Le 9 mars 1713 avant midy, devant nous (Bertrand notaire) notaires royaux à Nantes, avec soumisson et prorogation de juridiction au siège présidial dudit lieu, a été présente demoiselle Catherine Viau dame des fiefs et juridiciton de la Savarière et Chesne Cottereau demeurante en la ville dudit Nantes rue des Carmélites paroisse de St Laurent,
laquelle afferme par continuation avec promesse de garentage pendant 5 années qui commenceront à la fête de St Jan Baptiste 1714

    l’acte est bien passé en mars 1713, et j’ai revérifié ma première lecture, sachant qu’il est rare de voir un acte passé 15 mois avant la date du début du bail, et il est plus fréquent d’en voir passés peu après le commencement du bail. Je suppose que c’est une prolongation de bail existant, donc une promesse de stabilité pour le meunier, venu sans doute demander à sa propriétaire.

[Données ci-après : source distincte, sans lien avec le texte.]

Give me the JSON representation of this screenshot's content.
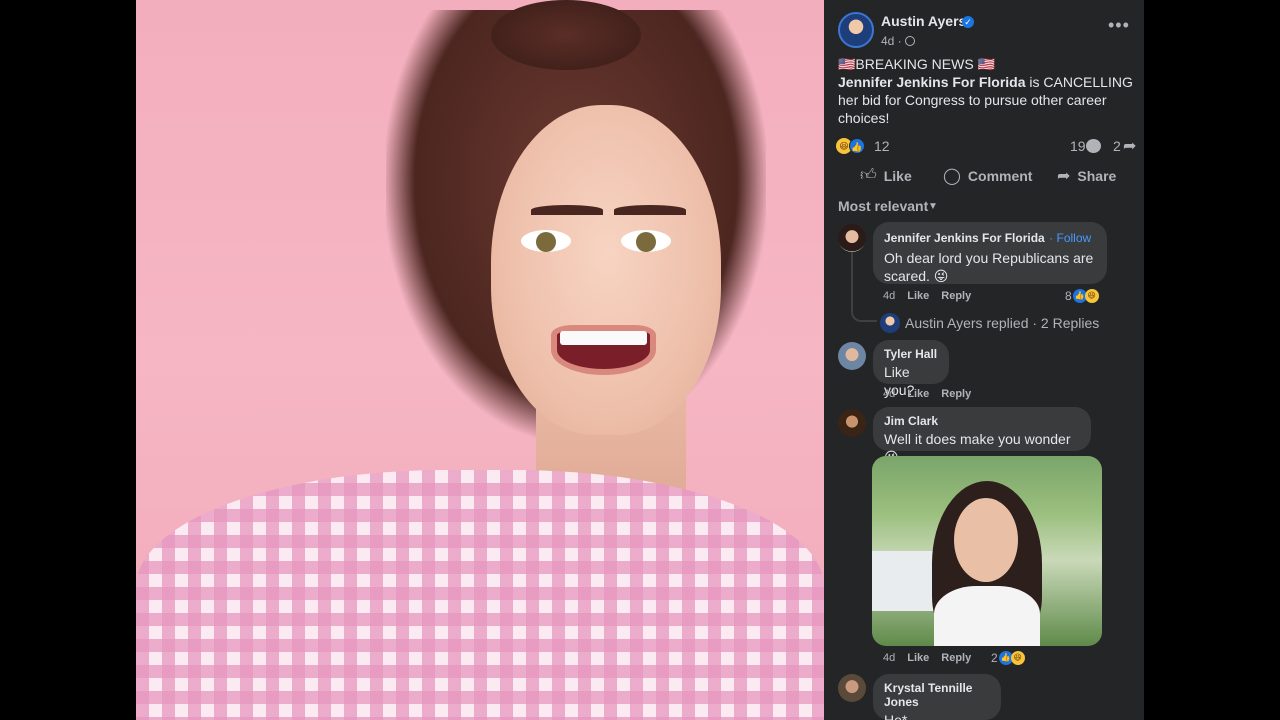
{
  "post": {
    "author": "Austin Ayers",
    "time": "4d ·",
    "more": "•••",
    "headline": "🇺🇸BREAKING NEWS 🇺🇸",
    "mention": "Jennifer Jenkins For Florida",
    "body": " is CANCELLING her bid for Congress to pursue other career choices!",
    "reaction_count": "12",
    "comment_count": "19",
    "share_count": "2"
  },
  "actions": {
    "like": "Like",
    "comment": "Comment",
    "share": "Share"
  },
  "sort": {
    "label": "Most relevant"
  },
  "comments": [
    {
      "name": "Jennifer Jenkins For Florida",
      "follow": "· Follow",
      "text": "Oh dear lord you Republicans are scared. 😜",
      "time": "4d",
      "like": "Like",
      "reply": "Reply",
      "reactions": "8"
    },
    {
      "name": "Tyler Hall",
      "text": "Like you?",
      "time": "4d",
      "like": "Like",
      "reply": "Reply"
    },
    {
      "name": "Jim Clark",
      "text": "Well it does make you wonder😜",
      "time": "4d",
      "like": "Like",
      "reply": "Reply",
      "reactions": "2"
    },
    {
      "name": "Krystal Tennille Jones",
      "text": "He*"
    }
  ],
  "replies": {
    "label": "Austin Ayers replied · 2 Replies"
  },
  "icons": {
    "verified": "✓",
    "like": "👍",
    "comment": "◯",
    "share": "➦",
    "caret": "▼",
    "share_arrow": "➦"
  },
  "colors": {
    "panel": "#242526",
    "bubble": "#3a3b3c",
    "link": "#4599ff",
    "like_blue": "#1b74e4"
  }
}
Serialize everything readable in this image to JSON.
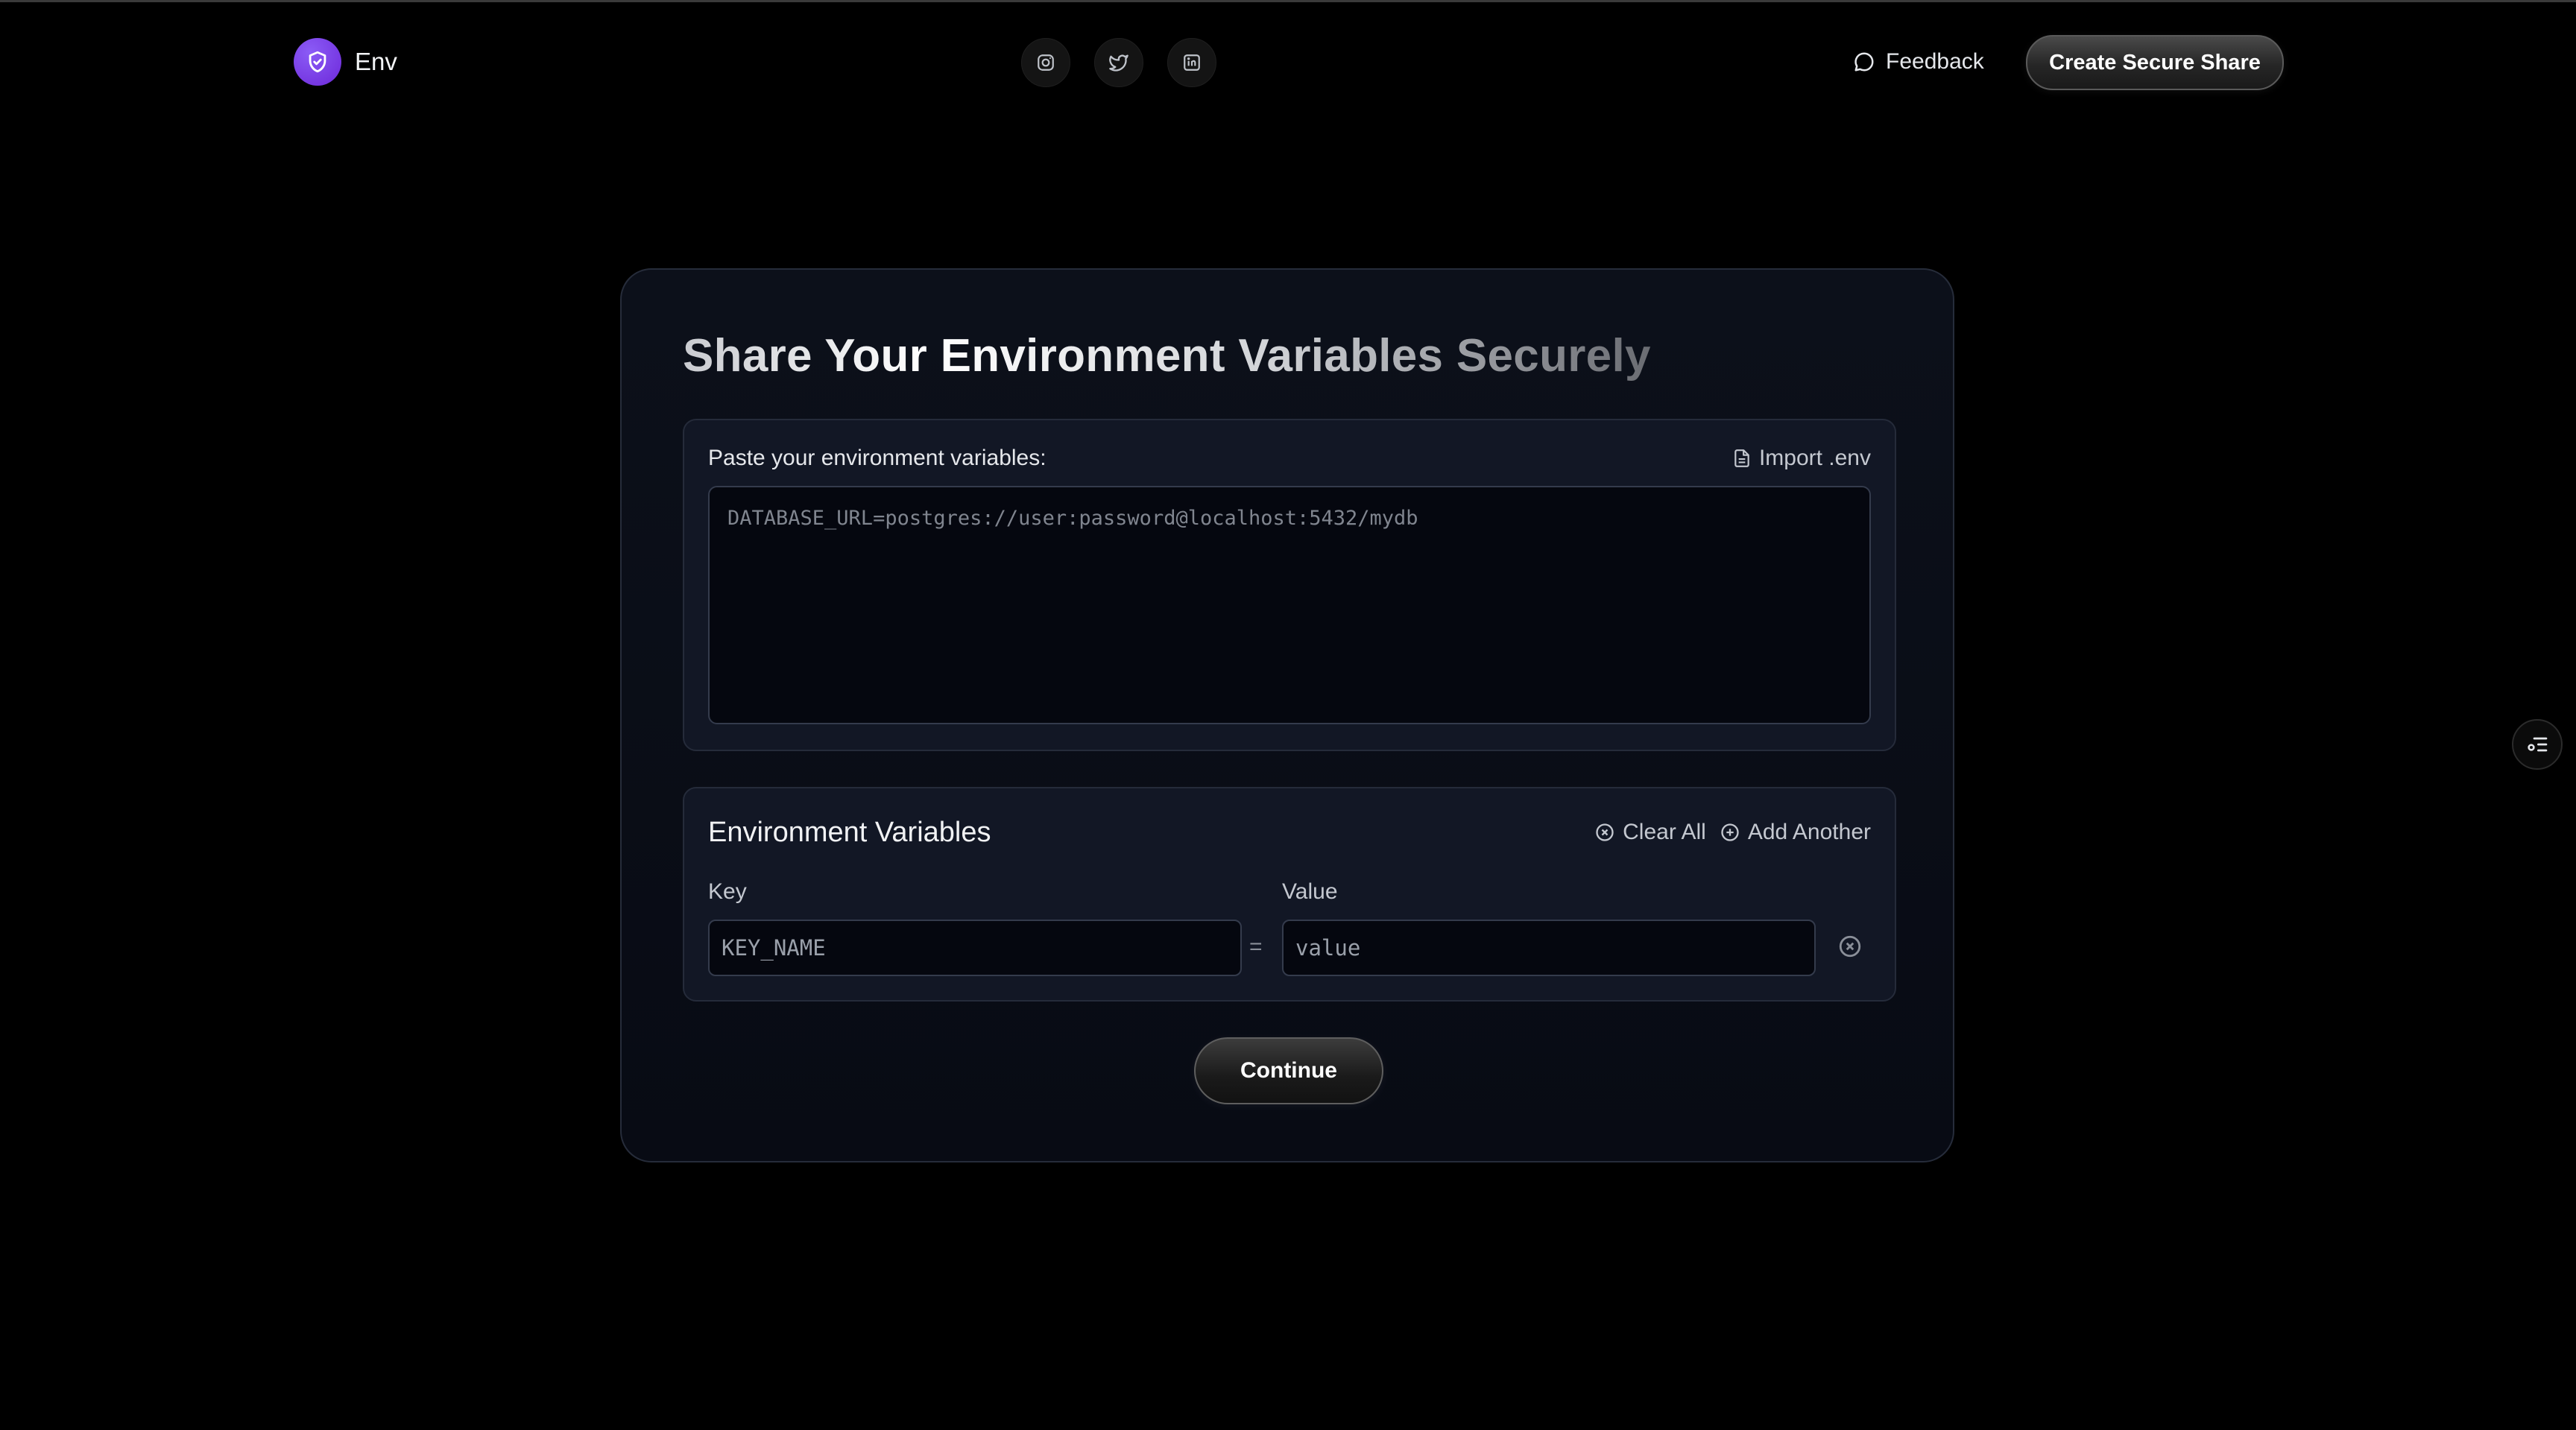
{
  "header": {
    "brand_name": "Env",
    "socials": [
      "instagram-icon",
      "twitter-icon",
      "linkedin-icon"
    ],
    "feedback_label": "Feedback",
    "cta_label": "Create Secure Share"
  },
  "main": {
    "title": "Share Your Environment Variables Securely",
    "paste": {
      "label": "Paste your environment variables:",
      "import_label": "Import .env",
      "placeholder": "DATABASE_URL=postgres://user:password@localhost:5432/mydb"
    },
    "variables": {
      "title": "Environment Variables",
      "clear_label": "Clear All",
      "add_label": "Add Another",
      "key_label": "Key",
      "value_label": "Value",
      "key_placeholder": "KEY_NAME",
      "value_placeholder": "value",
      "separator": "="
    },
    "continue_label": "Continue"
  },
  "colors": {
    "accent": "#7c3aed",
    "background": "#000000",
    "card": "#0a0d16"
  }
}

et finiront à pareille de l’an 1719
à René Blanchard meunier et Janne Padiolleau sa femme qu’il autorise demeurants au lieu des Bois Praud paroisse de St Sébastien sur ce présent et acceptant
scavoir est le moulin et les maison logement jardin et vigne qu’elle leur a affermé par acte des 6 juin 1709 rapporté par le régistrateur soubsigné,

    il s’agit donc bien d’une prolongation passée de manière anticipée, puisqu’il reste 14 mois à courir au bail en cours

aux charges mentionnées en iceluy de ladite année 1709 lequel aura son cours à raison du prix y contenu et à cette fin demeure en toute force vertu et hypothèque et seront lesdits Blanchard et femme tenus de rendre les bois tournans et vivans audit moulin à la saint Jan 1709 de la valeur et la somme de 100 livres
et au parsus a esté la présente ferme ainsi faite au gré desdites parties pour lesdits Blanchard et femme en payer quite de frais à ladite damoiselle de la Savarière en sa demeurance la somme de 40 livres par demie année aux festes de Noël et de St Jan Baptiste ce qui fera celle de 80 livres par an
et outre ce luy donneront chacun an au terme des Rois deux bons poulets
à tout quoi faire même à lui délivrer quite de frais dans quinzaine une copie garantie du présent acte lesdits Blanchard et femme s’obligent solidairement l’un pour l’autre un d’eux seul et pour le tout renonçant au bénéfice de division ordre de droit et de discussion pour en défaut de ce y être contraints par exécution saisie et vente de tous leurs meubles et immeubles présents et futurs mesmes par emprisonnement dudit Blanchard à cause que s’est pour jouissance d’héritages de campagne l’une desdites contraintes ne retardant l’autre qui se feront en vertu du présent acte sans autre mistère de justice d’heure à autre comma gages tous jugés par cour suivant les ordonnance royaux se tenant pour tous soumis et requis
consenty fait et passé jugé et condamné en la demeurance de ladite damoiselle où elle a signé et pour ce que les autres ont dit ne scavoir signre ont fait signer à leur requête scavoir ledit Blanchard à Julien Lecomte et ladite Padioleau à Me Jan Janeau sur ce présent

Cette vue est la propriété des Archives Départementales de Loire-Atlantique. Cliquez pour agrandir.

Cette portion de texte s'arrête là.